Картирование ридов на геном
10536 reads; of these: 10536 (100.00%) were unpaired; of these: 73 (0.69%) aligned 0 times 10461 (99.29%) aligned exactly 1 time 2 (0.02%) aligned >1 times 99.31% overall alignment rateВыше представлена выходный данные по работе картировщика. Как мы видим, больше 99% ридов ложатся на геном только один раз, 2 рида — 2 и более раз, а 73 рида не ложатся на референсный геном. В целом, можно отметить высокое качество картирования ридов.
Поиск SNP и инделей
Описание 3 полиморфизмов, которые были найдены в картированных ридах.
Номер | Координата | Тип | Референс | Риды | Глубина покрытия | Качество чтения |
1 | 136133380 | INDEL | CGGGG | CG | - | 214.475 |
2 | 136136770 | SNP | A | C | 16 | 222.639 |
3 | 136137657 | SNP | C | T | 26 | 96.0077 |
Суммарное количество найденных полиморфизмов равно 111, из них инделей ровно 5 штук.

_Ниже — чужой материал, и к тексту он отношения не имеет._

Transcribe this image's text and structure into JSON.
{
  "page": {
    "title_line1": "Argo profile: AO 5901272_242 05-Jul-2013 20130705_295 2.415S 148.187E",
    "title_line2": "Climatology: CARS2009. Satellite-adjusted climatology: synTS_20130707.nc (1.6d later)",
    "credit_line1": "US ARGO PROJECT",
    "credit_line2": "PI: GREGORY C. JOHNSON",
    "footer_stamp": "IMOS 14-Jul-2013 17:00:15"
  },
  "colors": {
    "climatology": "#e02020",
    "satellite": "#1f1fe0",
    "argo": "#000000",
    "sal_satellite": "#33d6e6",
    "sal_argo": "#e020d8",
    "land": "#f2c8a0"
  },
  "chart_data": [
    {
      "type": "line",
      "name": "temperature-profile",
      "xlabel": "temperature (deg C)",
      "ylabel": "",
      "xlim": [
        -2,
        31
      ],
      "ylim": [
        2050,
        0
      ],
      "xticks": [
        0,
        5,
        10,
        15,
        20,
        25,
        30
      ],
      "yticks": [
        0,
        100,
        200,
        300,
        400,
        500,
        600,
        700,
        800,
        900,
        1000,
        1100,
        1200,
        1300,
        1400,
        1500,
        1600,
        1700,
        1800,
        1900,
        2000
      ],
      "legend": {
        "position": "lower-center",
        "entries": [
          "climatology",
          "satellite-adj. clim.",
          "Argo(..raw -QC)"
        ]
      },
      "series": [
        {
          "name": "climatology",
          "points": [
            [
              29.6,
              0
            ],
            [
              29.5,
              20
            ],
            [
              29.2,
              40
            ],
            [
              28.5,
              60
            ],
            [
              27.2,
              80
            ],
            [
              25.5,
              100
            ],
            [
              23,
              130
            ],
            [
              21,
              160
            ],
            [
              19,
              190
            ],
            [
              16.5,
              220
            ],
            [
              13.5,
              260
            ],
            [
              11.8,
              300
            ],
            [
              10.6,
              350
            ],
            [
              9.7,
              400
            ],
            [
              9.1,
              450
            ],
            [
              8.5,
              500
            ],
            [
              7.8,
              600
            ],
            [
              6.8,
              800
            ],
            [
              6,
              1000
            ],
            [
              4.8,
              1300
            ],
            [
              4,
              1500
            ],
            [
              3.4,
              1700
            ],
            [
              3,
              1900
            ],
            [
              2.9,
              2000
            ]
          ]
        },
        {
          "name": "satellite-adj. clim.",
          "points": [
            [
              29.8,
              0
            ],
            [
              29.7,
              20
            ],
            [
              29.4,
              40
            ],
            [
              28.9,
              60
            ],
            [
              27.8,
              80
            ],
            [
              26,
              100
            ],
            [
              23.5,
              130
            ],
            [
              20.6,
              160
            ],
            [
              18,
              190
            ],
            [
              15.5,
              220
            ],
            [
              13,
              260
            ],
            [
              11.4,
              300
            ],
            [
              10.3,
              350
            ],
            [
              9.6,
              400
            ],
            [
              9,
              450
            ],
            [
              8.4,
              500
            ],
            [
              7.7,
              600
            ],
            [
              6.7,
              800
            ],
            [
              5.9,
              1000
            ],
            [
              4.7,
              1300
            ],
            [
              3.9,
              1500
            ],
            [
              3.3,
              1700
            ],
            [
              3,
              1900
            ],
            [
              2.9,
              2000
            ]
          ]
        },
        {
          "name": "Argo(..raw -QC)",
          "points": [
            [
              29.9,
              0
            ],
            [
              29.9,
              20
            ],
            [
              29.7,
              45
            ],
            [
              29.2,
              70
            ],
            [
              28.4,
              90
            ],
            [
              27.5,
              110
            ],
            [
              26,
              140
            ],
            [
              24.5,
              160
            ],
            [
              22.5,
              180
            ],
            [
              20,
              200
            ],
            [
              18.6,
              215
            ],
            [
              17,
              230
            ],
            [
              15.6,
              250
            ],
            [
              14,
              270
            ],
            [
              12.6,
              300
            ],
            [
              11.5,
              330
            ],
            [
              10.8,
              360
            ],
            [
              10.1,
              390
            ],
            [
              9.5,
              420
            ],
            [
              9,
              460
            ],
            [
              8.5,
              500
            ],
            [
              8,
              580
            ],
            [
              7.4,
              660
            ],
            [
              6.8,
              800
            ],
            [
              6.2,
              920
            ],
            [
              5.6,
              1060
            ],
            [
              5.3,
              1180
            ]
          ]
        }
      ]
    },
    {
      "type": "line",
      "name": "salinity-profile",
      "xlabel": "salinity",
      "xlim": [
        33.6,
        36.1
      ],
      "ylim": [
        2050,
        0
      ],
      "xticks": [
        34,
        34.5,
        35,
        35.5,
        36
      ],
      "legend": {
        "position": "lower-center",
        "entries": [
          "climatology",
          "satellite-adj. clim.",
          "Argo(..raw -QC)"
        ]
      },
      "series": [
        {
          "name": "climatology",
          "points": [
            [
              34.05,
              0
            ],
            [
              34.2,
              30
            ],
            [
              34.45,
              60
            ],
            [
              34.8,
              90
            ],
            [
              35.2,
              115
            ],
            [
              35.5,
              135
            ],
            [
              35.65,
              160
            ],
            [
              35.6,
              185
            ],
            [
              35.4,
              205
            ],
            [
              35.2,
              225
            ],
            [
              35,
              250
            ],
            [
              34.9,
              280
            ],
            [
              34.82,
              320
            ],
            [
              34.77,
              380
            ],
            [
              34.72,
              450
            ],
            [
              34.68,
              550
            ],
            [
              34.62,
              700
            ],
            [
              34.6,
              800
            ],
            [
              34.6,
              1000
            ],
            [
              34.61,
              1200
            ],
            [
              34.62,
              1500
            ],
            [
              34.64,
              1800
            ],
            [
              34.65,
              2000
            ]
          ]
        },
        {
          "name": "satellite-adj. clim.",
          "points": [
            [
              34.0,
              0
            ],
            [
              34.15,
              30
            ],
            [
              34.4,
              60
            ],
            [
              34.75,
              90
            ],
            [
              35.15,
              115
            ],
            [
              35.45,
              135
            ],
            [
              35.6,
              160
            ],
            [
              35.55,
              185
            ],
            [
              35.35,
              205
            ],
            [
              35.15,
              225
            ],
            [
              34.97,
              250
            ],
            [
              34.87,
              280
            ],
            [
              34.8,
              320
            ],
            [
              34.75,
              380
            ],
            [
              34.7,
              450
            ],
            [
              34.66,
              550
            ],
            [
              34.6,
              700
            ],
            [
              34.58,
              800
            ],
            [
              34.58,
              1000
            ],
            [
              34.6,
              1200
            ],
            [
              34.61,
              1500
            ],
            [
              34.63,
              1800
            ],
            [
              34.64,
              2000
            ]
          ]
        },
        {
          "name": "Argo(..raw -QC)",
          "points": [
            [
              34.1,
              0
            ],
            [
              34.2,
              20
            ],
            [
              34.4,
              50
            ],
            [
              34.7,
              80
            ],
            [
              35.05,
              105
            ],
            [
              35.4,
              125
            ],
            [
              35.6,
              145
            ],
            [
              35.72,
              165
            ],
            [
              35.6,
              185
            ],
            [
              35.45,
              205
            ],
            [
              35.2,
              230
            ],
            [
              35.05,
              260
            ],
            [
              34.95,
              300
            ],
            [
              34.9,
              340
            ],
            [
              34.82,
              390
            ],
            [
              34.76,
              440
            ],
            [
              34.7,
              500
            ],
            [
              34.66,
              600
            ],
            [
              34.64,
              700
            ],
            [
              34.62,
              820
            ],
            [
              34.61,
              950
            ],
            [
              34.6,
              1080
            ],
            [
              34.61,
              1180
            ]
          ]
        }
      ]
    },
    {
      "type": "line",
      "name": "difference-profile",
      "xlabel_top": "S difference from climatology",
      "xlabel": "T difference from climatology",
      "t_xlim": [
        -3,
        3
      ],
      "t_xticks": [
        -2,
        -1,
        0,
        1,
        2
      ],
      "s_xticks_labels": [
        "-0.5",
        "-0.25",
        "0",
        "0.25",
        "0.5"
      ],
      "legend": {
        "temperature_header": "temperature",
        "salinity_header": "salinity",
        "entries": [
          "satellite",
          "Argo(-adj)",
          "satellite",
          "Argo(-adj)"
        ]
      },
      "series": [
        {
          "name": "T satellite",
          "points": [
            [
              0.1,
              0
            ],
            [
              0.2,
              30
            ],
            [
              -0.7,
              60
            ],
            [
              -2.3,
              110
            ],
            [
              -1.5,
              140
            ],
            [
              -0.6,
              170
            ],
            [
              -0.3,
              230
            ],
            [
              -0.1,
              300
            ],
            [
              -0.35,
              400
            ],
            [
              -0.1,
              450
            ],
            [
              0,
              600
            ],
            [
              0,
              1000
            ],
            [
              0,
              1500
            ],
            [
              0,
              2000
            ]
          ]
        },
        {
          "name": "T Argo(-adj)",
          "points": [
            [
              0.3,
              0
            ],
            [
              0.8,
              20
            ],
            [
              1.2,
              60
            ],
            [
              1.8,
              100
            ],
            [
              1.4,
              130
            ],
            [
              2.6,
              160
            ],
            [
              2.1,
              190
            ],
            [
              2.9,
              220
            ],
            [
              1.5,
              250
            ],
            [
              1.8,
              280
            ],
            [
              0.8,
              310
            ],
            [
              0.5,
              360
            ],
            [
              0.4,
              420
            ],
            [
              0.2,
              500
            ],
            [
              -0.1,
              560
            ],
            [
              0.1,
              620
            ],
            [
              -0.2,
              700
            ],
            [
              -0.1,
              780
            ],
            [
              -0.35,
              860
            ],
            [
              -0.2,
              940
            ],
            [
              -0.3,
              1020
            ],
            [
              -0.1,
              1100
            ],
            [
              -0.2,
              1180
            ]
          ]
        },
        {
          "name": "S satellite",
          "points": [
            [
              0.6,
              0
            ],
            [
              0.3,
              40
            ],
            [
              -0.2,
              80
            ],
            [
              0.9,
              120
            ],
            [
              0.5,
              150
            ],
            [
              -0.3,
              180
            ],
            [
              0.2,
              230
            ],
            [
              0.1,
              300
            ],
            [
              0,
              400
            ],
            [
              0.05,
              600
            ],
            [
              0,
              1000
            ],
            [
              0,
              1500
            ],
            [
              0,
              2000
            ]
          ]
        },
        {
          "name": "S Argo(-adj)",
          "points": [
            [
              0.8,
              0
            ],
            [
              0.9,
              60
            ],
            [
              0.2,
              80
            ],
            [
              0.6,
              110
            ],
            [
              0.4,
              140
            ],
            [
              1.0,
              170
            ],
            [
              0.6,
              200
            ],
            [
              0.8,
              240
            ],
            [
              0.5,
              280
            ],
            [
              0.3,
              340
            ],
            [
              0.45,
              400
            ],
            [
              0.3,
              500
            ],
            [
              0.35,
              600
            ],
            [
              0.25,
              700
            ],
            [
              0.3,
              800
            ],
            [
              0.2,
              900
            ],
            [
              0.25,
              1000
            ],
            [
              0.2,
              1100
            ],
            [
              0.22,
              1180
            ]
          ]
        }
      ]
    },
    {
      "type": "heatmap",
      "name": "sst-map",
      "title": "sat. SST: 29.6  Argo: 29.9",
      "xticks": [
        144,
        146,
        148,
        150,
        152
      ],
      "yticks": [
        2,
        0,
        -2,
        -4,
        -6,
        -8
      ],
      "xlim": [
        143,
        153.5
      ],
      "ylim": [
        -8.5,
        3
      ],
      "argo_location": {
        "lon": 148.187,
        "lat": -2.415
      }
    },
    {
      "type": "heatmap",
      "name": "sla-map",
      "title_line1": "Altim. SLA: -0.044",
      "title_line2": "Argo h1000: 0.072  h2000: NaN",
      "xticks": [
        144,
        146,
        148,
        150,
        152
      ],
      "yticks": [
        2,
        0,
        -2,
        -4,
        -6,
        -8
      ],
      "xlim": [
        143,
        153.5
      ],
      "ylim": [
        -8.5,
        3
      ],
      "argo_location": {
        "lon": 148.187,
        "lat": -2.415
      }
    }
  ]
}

Среднее качество 81,86070586 Медианное качество 31,5765 Средняя глубина 12,16981132 Медианная глубина 3
В ходе анализа полиморфизмов стало понятно, что риды картируются на геном неравномерно, половина из них накладывается на геном 3 и менее раз (видно по медианам).
Ниже описаны различные типы SNP в базе данных RefSeq.
exonic | 15 |
splicing | 0 |
intronic | 78 |
ncRNA | 0 |
UTR5 | 0 |
UTR3 | 8 |
upstream | 0 |
dowmstream | 2 |
intergenic | 3 |
SNP попадают в 5 генов: ABO, GLIS3, IL33, JAK2, SLC1A1. Для трех замен указан результат замены (2 синонимичные замены и одна несинонимичная):
synonymous SNV JAK2:NM_004972:exon19 nonsynonymous SNV JAK2:NM_004972:exon24 synonymous SNV IL33:NM_001199641:exon3
RS имеют 96 из 106 SNP. Информация взята из выхода программы аннотации по snp168.
Средняя частота SNP по базе 1000 genomes составила 42%.
3 замены аннотированы по Clinvar, но никакой дополнительной информации о них не дано.
8 SNP аннотированы в GWAS:
Crohn's disease: chr9 4985879 Endometriosis: chr9 6253571 Tumor biomarkers,Coagulation factor levels: chr9 136131188 mean corpuscular hemoglobin concentration: chr9 136131322 End-stage coagulation: chr9 136131415 Malaria: chr9 136132754 Activated partial thromboplastin time,D-dimer levels,Venous thromboembolism: chr9 136137065 Coagulation factor levels: chr9 136137106
3 SNP ассоциированы с болезнями: малярия, болезнь Крона и эндометриоз; остальные же сопряжены фенотипическими признаками, связанными с состоянием крови: факторы коагуляции и их уровень, активация тромбопластина. Это может говорить о том, что на 9 хромосоме человека закодировано множество генов, ответственных за механизмы свертывания крови.